Pistacia aethiopica
- Conservation status: Near Threatened (IUCN 2.3)

Scientific classification
- Kingdom: Plantae
- Clade: Tracheophytes
- Clade: Angiosperms
- Clade: Eudicots
- Clade: Rosids
- Order: Sapindales
- Family: Anacardiaceae
- Genus: Pistacia
- Species: P. aethiopica
- Binomial name: Pistacia aethiopica Kokwaro

= Pistacia aethiopica =

- Genus: Pistacia
- Species: aethiopica
- Authority: Kokwaro
- Conservation status: LR/nt

Species of shrub

Pistacia aethiopica is an African and Arabia coast peninsula species of plant in the family Anacardiaceae. It is a dioecious evergreen shrub or tree of the pistacia genus, growing up to 20 m tall, adapted to the dry environment. It is found in Ethiopia, Kenya, Somalia, Somaliland, Tanzania, Uganda, and Yemen.

==Description==
It is an evergreen slow-growing tree that emits a very intense smell: bitter, resinous or similar to medication. The tree reaches 5–15 m tall, and rarely is a shrub, often with multiple stems, the trunk of 0.6 m in diameter, and its bark color is brown-black and fissured. It has glabrous leathery leaves, with a thick cuticle. The leaves are aromatic, 4-16-18 foliolate, and glossy bright green. The leaves have rachis 10 cm long.
The tree is dioecious, with male and female trees producing different sex flowers. Both types of flowers are small and greenish. It grows slowly, becoming 1000 years old.

==Ecology==
It is found in dry evergreen forest (often with Juniperus and Olea - Euclea) and associated shrubs or wooded grassland, thickets of Buxus, deciduous with Combretum, Acacia and Barkey in soils of limestone, sandstone, or basalt, to an altitude of 900–2550 m. P. aethiopica have many adaptations to aridity, such as an advanced development of palisade tissue and extensive root growth.
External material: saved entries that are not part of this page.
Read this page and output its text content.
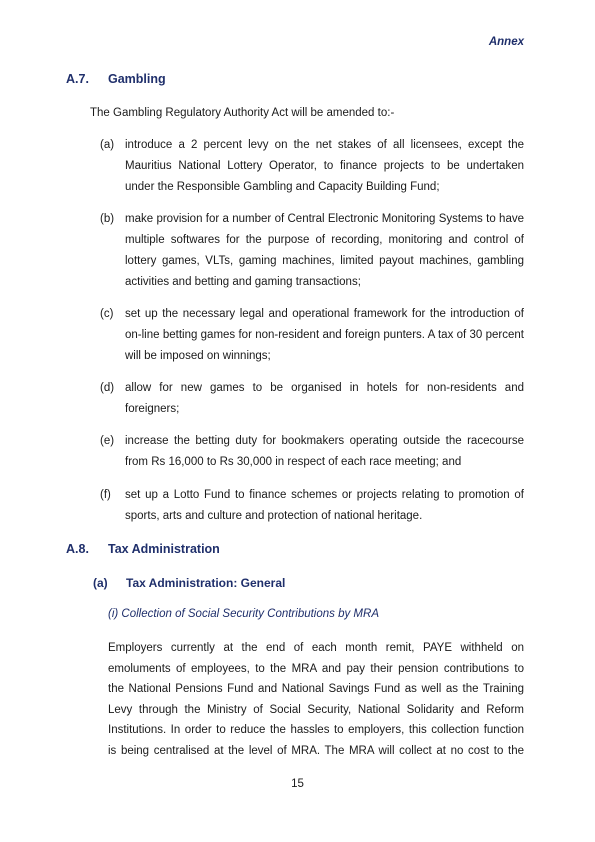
Annex
A.7. Gambling
The Gambling Regulatory Authority Act will be amended to:-
(a) introduce a 2 percent levy on the net stakes of all licensees, except the Mauritius National Lottery Operator, to finance projects to be undertaken under the Responsible Gambling and Capacity Building Fund;
(b) make provision for a number of Central Electronic Monitoring Systems to have multiple softwares for the purpose of recording, monitoring and control of lottery games, VLTs, gaming machines, limited payout machines, gambling activities and betting and gaming transactions;
(c) set up the necessary legal and operational framework for the introduction of on-line betting games for non-resident and foreign punters. A tax of 30 percent will be imposed on winnings;
(d) allow for new games to be organised in hotels for non-residents and foreigners;
(e) increase the betting duty for bookmakers operating outside the racecourse from Rs 16,000 to Rs 30,000 in respect of each race meeting; and
(f) set up a Lotto Fund to finance schemes or projects relating to promotion of sports, arts and culture and protection of national heritage.
A.8. Tax Administration
(a) Tax Administration: General
(i) Collection of Social Security Contributions by MRA
Employers currently at the end of each month remit, PAYE withheld on
emoluments of employees, to the MRA and pay their pension contributions to
the National Pensions Fund and National Savings Fund as well as the Training
Levy through the Ministry of Social Security, National Solidarity and Reform
Institutions. In order to reduce the hassles to employers, this collection function
is being centralised at the level of MRA. The MRA will collect at no cost to the
15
These adaptive traits allow species to grow in very harsh and dry areas with low rainfall. In the main part of its range in North and East Africa, the species is fairly common because is used for a variety of purposes, including timber, dye, fodder, agriculture and livestock food. An outlying subpopulation in Arabia is restricted to Jebel Iraf on the old North Yemen-South Yemen border. The species is thought to be extinct in Eritrea.